For GLUT1 in the human erythrocyte membrane, the Km for glucose transport is 1.5 mM. Thus when the extracellular glucose concentration is 1.5 mM, roughly half the GLUT1 transporters with outward-facing binding sites will have a bound glucose, and transport will occur at 50 percent of the maximal rate. Blood glucose is normally 5 mM, so the erythrocyte glucose transporter is usually functioning at 77 percent of its maximal rate, as can be seen from Equation 11-1. The GLUT1 transporter (or the very similar GLUT3 glucose transporter) is expressed by all body cells that need to take up glucose from the blood continuously at high rates. The rate of glucose uptake by such cells remains high regardless of small changes in the concentration of blood glucose because the blood concentration remains much higher than the Km and the intracellular glucose concentration is kept low by metabolism.

In addition to glucose, the isomeric sugars D-mannose and D-galactose, which differ from D-glucose in their configuration at only one carbon atom, are transported by GLUT1 at measurable rates. However, the Km for glucose (1.5 mM) is much lower than it is for D-mannose (20 mM) or D-galactose (30 mM). Thus GLUT1 is quite specific, having a much higher affinity (indicated by a lower Km) for its normal substrate D-glucose than for other substrates.

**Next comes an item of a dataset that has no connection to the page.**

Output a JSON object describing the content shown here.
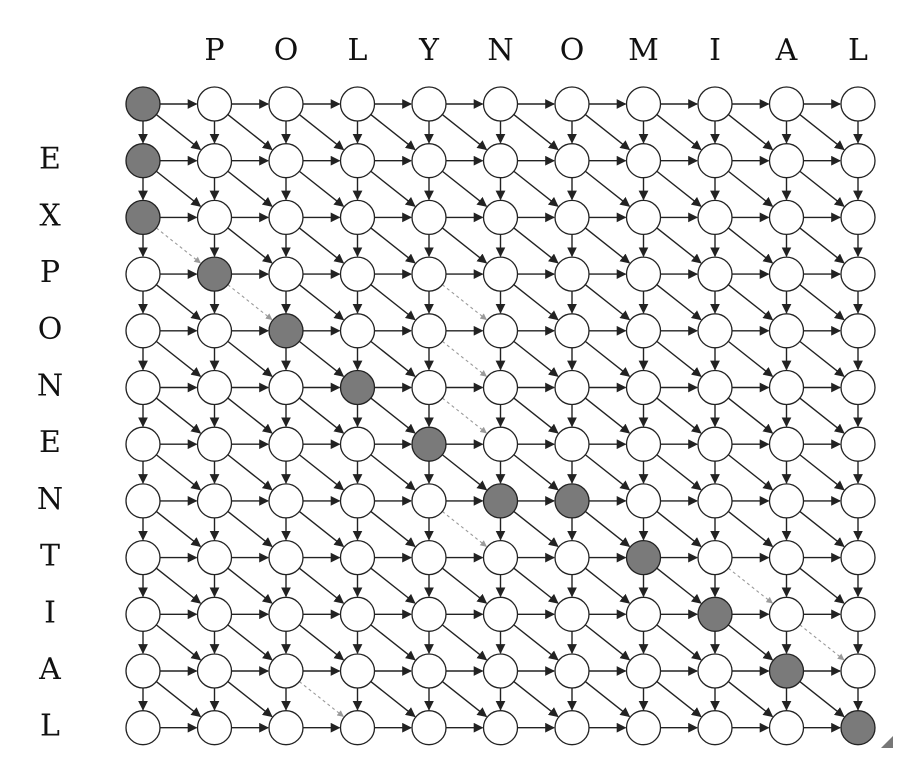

GLUT1 accounts for 2 percent of the protein in the plasma membrane of erythrocytes. After glucose is transported into the erythrocyte, it is rapidly phosphorylated, forming glucose-6-phosphate, which cannot leave the cell. Because this reaction, the first step in the metabolism of glucose (see Figure 12-3), is rapid and occurs at a constant rate, the intracellular concentration of glucose is kept low even when glucose is imported from the extracellular environment. Consequently, the concentration gradient of glucose (outside greater than inside the cell) is kept sufficiently high to support continuous, rapid import of additional glucose molecules and provide sufficient glucose for cellular metabolism.